The most rewarding aspect then is just doing philosophy?
It is very hard to isolate one rewarding experience. It’s all been rewarding. The publication of Bodies and Pleasures was a high point, and the thinking I did while writing Racism and Sexuality was absolutely life-changing in some ways. But looking back, I love all of it—every paper I’ve written, every new seminar I’ve taught. I love the feeling of moving intellectually, of changing and seeing from new angles. Many aspects of my work give me that.
Let’s conclude by looking forward. What are your short and long-term projects?
I’m doing a lot of papers now on neoliberalism, biopolitics, and population. I am not sure yet exactly where that’s all going. I have started a new book project, but I can only describe it in very vague terms so far. The way I work is rather dream-like. Energy and images gradually come together, like clouds colliding, until something takes shape.

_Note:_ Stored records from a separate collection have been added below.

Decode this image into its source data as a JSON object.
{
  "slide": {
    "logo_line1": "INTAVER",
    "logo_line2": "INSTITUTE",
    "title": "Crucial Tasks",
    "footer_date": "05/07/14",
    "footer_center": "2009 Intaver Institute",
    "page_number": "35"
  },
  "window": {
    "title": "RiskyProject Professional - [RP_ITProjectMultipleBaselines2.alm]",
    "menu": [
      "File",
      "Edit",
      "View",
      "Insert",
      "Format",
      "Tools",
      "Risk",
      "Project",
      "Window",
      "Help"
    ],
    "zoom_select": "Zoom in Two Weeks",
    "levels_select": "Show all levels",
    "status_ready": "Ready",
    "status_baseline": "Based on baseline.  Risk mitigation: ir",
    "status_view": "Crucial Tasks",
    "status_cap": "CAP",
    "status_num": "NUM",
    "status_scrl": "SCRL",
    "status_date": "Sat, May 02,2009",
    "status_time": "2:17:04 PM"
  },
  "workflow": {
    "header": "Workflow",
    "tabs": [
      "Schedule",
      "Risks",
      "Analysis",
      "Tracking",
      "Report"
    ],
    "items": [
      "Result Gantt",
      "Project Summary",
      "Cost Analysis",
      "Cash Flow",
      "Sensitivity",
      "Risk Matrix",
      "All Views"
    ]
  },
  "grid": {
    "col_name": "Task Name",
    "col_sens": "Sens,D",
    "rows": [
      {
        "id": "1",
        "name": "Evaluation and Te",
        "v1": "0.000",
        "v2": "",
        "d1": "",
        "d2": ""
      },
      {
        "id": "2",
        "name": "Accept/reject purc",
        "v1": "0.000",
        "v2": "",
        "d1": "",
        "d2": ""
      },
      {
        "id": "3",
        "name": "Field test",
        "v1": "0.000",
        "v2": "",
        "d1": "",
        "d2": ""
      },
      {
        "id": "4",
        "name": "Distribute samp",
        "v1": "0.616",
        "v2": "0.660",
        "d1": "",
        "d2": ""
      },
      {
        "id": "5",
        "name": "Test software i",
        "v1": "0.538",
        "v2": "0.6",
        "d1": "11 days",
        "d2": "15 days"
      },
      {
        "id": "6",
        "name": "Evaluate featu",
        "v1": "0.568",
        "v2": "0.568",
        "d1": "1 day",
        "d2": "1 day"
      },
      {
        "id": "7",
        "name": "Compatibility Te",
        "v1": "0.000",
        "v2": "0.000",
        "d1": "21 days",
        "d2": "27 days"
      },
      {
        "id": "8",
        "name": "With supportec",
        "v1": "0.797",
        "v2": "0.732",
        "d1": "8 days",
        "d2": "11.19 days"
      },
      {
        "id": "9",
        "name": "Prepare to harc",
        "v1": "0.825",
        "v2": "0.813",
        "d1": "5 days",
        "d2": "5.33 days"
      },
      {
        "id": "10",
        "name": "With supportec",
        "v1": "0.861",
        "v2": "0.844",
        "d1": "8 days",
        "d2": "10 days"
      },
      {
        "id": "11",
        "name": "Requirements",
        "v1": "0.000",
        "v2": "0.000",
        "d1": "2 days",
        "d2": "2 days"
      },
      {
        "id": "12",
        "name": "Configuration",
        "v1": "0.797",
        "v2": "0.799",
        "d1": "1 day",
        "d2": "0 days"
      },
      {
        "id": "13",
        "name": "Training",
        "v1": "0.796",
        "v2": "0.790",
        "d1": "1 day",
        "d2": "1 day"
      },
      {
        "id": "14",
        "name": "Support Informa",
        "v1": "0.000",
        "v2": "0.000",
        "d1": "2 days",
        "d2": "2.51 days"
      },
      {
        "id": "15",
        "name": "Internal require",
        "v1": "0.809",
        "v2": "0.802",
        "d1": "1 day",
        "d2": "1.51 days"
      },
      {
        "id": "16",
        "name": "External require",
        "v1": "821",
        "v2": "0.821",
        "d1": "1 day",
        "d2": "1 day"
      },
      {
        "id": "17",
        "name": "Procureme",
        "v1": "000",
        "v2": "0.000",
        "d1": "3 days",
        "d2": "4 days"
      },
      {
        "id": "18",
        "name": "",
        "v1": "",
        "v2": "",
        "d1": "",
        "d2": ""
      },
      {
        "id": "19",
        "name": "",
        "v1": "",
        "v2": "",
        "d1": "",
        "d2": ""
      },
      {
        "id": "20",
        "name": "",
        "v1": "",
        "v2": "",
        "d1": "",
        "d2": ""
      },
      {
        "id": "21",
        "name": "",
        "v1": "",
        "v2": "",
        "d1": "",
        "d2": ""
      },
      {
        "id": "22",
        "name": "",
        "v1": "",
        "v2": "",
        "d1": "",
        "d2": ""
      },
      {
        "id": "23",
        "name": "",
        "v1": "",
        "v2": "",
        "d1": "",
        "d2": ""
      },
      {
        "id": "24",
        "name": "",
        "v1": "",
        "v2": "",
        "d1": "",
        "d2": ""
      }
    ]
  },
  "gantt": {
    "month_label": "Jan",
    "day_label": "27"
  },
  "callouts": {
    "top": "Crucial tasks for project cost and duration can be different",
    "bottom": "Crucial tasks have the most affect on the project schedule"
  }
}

Sounds quite Deleuzean really. Everything is a lightning bolt: there’s a field of differences and then at a threshold: crack!
This process may take years. The writing usually takes much less time than the dreaming. I wrote most of Racism and Sexual Oppression in about 18 months, but the whole process took nearly a decade. I know that the next project will deal with globalization and environmental issues, but two years after the last book, I am still in the clouds.
All in good time, but we’ll hear the thunder soon I think!
Del, let me thank you again for this interview. It’s been a real pleasure.